From this point on, the film takes on an entirely different charge, instantly establishing tension and a raw, shocking quality and maintaining its grip throughout Sarah’s terrifying ordeal. While still stunned and speechless after the attack, she is picked up by a group of photographers that includes Kyle and Irish colleague Stevenson (Brendan Gleeson). While they attempt to persuade Sarah that her presence in Yugoslavia is madness and that Harrison almost certainly is dead, she remains undeterred.
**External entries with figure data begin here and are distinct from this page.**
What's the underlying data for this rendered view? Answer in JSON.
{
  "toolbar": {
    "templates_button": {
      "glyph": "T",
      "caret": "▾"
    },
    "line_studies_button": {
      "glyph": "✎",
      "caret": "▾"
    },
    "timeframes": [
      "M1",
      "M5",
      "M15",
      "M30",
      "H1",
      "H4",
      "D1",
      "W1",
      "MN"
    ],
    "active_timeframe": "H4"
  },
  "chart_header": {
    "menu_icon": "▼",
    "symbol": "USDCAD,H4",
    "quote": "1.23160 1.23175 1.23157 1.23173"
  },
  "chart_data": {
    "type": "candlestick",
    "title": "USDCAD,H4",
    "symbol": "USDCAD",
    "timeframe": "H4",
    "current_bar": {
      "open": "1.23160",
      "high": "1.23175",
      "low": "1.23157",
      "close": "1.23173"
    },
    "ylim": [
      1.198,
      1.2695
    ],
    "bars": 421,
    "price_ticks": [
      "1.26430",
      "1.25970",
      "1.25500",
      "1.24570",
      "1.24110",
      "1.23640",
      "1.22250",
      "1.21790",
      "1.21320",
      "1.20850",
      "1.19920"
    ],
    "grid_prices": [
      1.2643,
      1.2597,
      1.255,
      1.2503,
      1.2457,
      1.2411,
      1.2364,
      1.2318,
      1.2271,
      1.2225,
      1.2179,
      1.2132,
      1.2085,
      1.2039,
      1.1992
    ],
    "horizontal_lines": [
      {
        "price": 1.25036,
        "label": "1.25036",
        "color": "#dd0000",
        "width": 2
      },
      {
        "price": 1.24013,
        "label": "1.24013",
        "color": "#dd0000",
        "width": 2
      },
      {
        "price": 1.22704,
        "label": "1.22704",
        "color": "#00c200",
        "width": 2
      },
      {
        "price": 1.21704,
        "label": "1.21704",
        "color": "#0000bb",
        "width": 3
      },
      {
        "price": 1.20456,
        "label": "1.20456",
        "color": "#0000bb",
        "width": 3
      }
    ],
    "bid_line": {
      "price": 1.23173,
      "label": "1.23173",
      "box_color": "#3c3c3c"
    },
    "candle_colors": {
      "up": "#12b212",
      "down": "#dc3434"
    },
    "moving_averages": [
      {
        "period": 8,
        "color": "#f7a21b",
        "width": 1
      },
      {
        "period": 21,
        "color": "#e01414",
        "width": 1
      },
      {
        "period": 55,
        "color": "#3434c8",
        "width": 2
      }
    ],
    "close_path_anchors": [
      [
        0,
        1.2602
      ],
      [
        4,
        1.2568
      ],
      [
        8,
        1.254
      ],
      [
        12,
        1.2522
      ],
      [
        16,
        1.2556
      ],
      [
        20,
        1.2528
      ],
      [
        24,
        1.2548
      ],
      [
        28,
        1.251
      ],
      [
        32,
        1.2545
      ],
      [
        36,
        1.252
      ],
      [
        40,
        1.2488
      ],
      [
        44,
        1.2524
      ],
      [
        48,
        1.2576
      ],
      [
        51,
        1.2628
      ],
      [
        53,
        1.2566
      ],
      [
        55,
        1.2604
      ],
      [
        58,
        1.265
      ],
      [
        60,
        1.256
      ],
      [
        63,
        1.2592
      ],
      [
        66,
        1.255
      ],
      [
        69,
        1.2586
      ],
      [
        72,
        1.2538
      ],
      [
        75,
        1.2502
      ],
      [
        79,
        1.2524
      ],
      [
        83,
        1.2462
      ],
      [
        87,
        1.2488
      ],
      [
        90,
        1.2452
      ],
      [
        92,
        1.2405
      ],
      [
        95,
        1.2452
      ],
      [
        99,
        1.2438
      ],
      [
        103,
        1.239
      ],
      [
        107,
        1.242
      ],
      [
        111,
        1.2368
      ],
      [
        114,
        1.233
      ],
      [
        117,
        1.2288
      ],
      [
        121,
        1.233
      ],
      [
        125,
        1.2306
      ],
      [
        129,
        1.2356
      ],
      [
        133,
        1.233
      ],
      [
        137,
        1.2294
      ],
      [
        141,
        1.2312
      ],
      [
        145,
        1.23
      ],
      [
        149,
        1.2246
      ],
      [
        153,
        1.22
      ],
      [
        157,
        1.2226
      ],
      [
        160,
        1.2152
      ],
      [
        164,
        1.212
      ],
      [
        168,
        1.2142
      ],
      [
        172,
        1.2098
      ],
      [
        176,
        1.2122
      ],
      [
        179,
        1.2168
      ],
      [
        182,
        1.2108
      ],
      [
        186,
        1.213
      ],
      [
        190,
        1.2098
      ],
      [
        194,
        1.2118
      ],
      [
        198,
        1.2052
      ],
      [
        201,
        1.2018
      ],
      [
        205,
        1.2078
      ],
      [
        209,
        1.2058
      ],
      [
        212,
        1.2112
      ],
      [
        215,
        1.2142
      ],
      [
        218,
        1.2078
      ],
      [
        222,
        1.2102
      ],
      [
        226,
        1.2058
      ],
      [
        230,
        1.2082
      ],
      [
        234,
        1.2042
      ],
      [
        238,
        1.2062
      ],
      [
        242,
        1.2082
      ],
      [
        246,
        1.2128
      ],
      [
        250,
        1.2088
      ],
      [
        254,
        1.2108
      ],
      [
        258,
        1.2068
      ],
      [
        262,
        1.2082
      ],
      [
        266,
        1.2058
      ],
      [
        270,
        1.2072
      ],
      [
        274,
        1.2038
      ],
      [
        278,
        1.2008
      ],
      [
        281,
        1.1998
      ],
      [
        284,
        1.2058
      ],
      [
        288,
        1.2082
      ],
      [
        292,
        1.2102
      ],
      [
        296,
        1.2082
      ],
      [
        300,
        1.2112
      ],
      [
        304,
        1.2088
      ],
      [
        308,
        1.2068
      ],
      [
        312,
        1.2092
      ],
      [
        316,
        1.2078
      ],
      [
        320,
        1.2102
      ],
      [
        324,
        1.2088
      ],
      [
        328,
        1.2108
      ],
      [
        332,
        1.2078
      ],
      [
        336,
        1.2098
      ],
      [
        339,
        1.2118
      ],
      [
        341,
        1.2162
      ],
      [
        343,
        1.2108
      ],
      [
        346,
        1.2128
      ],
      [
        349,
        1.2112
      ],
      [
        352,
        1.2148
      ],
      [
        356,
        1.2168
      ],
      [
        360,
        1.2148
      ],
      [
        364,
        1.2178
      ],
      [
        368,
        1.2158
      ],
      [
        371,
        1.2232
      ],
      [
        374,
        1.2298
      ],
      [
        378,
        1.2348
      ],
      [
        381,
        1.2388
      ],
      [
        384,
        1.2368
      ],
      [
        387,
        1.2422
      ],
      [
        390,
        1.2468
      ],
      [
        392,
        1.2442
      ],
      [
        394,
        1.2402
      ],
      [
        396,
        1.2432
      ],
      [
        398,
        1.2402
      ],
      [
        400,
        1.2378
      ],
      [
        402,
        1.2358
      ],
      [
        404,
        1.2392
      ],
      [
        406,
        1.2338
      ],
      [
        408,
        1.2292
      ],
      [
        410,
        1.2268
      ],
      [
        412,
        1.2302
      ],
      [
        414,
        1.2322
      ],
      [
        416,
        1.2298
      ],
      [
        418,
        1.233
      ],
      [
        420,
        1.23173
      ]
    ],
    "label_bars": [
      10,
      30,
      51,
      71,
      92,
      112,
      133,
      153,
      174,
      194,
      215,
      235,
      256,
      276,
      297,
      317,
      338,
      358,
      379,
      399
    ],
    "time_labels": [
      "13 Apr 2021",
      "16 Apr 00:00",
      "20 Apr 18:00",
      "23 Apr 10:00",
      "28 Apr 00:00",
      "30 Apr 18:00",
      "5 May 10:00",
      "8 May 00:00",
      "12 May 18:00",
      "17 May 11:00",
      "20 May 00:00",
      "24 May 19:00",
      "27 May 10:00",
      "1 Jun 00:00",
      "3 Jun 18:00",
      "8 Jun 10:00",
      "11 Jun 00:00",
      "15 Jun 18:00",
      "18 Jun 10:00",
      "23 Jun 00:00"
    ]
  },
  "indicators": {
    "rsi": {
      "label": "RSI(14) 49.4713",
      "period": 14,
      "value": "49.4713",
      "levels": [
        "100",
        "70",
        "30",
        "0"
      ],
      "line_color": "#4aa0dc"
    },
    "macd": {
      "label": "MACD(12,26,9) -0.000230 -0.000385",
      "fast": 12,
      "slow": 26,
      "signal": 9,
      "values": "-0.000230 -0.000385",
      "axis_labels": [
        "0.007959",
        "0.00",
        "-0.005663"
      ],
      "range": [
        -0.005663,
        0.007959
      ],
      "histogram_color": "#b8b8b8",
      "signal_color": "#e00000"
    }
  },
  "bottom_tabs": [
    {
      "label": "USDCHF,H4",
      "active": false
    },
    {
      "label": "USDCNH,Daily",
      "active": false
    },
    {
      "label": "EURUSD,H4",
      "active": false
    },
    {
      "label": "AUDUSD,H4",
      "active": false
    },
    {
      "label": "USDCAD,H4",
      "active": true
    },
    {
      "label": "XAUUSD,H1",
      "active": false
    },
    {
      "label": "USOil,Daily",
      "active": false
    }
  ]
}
She finds unexpected support from Kyle, accompanying her on the increasingly dangerous route to Vukovar. Weathering heavy sniper attacks, Sarah begins photographing the accelerating chain of atrocities and death she witnesses and sending the pics back to Newsweek, attributing them to Harrison. Yeager pieces together what’s really going on and travels to Yugoslavia in an attempt to bring her back, but ends up joining the group on the last leg to the Vukovar hospital.
Given the much-less physically demanding style of cinema that has been director Chouraqui’s forte till now, the skill with which the highly potent war scenes are handled is doubly impressive. And despite the seeming improbability of certain aspects of Sarah’s journey, the sobriety and intelligence brought to the material make it quite persuasive. The impact of the war scenes and of the central story of a civilian whose fear is overshadowed by love is matched by the drama’s stirring portrait of the reckless courage of the correspondents who place their lives in danger, with key characters talking direct-to-camera at intervals about the nature of war and war coverage.
While the U.S. scenes are visually unremarkable, cinematographer Nicola Pecorini has done a creditable job of capturing both the unnerving stillness and silence of the quiet spells and the unpredictable panic of full-scale conflict, with judicious use of handheld cameras and digital footage occasionally worked into the mix.
Called upon mainly to look stunned but determined through most of the action, MacDowell gives the drama a solid, affecting center. Brody is on target with another smart, edgy performance as a character set up to be a troublemaker but ultimately transformed into a source of surprising strength and commitment, while Strathairn, Koteas and Gleeson also have strong moments.